Comment 1: This is a big one. They are a data centric approach. Data is not absolute in itself and is a consequence of the point of view of the viewer.
Comment 2: Problem in design between concept and attribute. Attribute can be a concept also. We are coming back to OO class diagram design issues.
Comment 3: Ontologies are too generic as a tool. There can be intermediate level of abstractions.
Comment 4: This is a big one. Ontologies should be able to represent much more than classic OO concepts. It could be possible to generalize the "instance of" concept. A is an instance B that is an instance of C. Generally, in language complexity, we can see this kind of multiple levels of instantiations.
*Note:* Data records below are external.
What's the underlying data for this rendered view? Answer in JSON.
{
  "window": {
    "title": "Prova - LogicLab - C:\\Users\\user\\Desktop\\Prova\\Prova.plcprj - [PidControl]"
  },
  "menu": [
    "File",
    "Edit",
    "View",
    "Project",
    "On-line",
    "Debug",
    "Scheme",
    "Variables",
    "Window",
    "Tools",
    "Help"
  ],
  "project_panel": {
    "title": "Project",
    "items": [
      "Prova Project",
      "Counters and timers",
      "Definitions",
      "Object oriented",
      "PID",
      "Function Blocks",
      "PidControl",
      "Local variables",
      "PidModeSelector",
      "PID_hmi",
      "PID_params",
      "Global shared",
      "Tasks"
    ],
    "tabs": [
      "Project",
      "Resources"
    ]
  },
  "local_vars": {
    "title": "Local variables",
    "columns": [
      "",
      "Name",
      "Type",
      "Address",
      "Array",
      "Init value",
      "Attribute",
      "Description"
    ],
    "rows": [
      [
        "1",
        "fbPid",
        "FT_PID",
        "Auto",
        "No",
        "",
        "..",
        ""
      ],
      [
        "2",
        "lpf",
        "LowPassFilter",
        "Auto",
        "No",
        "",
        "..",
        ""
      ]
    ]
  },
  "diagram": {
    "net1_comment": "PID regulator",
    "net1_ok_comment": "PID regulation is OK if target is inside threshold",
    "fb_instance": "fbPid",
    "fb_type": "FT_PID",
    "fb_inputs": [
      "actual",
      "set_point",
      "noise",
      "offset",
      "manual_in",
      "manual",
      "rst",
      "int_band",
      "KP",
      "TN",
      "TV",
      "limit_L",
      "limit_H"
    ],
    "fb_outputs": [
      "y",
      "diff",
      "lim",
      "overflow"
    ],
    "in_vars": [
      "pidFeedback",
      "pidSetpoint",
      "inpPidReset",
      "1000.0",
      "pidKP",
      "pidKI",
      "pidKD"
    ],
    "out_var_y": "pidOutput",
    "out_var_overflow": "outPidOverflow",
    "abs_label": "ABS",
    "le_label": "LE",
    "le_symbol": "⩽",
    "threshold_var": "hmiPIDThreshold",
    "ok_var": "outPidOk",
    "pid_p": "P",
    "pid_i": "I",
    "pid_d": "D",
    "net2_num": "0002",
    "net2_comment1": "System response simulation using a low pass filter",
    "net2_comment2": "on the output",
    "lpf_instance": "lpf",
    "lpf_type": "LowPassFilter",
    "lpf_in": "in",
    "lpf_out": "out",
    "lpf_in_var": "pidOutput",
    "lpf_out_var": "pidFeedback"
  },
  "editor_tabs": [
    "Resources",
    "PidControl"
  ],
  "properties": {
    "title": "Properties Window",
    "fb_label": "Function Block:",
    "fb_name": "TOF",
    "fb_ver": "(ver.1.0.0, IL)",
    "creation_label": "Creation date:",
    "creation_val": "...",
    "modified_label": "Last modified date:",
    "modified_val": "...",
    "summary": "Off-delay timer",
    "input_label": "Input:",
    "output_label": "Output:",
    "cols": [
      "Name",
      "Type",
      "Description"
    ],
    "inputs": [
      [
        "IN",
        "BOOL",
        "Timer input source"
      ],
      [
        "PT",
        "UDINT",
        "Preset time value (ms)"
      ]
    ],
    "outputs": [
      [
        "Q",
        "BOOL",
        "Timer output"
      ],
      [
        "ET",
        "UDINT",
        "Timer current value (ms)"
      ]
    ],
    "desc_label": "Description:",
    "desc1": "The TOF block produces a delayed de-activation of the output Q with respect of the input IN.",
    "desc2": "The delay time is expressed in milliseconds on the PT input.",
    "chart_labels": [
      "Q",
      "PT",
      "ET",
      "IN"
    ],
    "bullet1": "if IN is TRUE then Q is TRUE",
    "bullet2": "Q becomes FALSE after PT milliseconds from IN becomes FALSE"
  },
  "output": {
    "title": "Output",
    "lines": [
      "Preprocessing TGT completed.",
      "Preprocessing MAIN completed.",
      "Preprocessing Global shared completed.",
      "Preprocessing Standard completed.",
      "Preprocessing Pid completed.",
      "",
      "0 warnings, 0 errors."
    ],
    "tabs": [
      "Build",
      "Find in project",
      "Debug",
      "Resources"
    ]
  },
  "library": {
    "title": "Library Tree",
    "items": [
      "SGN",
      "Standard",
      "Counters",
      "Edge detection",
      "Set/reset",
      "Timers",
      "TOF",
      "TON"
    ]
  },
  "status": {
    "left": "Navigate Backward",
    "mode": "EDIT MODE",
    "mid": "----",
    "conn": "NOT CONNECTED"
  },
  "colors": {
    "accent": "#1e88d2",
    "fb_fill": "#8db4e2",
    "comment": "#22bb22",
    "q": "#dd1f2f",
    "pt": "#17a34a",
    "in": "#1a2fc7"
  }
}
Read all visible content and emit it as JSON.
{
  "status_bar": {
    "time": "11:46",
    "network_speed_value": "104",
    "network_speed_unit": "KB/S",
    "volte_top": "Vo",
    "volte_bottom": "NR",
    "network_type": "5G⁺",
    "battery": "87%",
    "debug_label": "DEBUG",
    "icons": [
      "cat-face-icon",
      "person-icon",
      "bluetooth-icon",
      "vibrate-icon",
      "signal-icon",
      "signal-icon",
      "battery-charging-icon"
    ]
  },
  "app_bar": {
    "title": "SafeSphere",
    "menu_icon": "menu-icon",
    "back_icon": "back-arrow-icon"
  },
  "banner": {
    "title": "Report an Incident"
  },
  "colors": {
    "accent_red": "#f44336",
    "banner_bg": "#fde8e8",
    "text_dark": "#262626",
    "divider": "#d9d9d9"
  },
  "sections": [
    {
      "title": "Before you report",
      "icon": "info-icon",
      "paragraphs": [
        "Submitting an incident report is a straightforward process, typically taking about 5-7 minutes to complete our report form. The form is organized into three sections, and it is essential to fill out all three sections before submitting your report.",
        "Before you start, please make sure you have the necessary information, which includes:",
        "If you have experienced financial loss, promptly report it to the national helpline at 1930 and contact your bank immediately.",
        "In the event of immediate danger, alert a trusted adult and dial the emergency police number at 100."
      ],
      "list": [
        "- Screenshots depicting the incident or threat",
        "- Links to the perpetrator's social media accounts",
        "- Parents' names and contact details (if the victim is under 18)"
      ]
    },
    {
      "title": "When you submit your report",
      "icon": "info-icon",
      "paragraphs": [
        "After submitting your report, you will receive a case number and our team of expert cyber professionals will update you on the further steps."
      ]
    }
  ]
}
Comment 5: This is also a big one. A tree is one of the most ambiguous way of representing knowledge. Knowledge is more a graph of nodes with various kinds of links. In ontologies, trees are used to represent inheritance, but inheritance can be multiple. Inheritance in indeed a very strong connection between classes and the tree view is proposing the interpretation that things could be represented in a tree (which is not the case at all). This can be misleading. Generally, the use of the tree is progressively degenerating with use, because the temptation to use the tree anyway for processing reasons will lead to a bad way of representing things.
Sample: the aircraft tree and the painting.
Comment 6: This is also a very big one. Ontology samples can change the perspective on the representation of the structure of things. The world is already standardized in many ways and things have been ordered already in the past by authorities. Let's take the sample of the ontology describing the French wines classification. Indeed, this sample will converge to the proper classification already standardized. Very often, this classification was done for regulatory or standardization issues. Then, the ontology sample can be flawed because it will model, not a disorganized knowledge but an already organized knowledge. In terms of language, it does not design a knowledge in the absolute sense of the term but a human product hierarchy or classification. Indeed, those ontologies should not be classified as knowledge representation because they have already their equivalent outside of the ontology world.
Comment 7: Ontologies cannot be absolute because they only represent what is useful to a certain set of use cases. Indeed, many ontologies with many various structures can be valid knowledge representations.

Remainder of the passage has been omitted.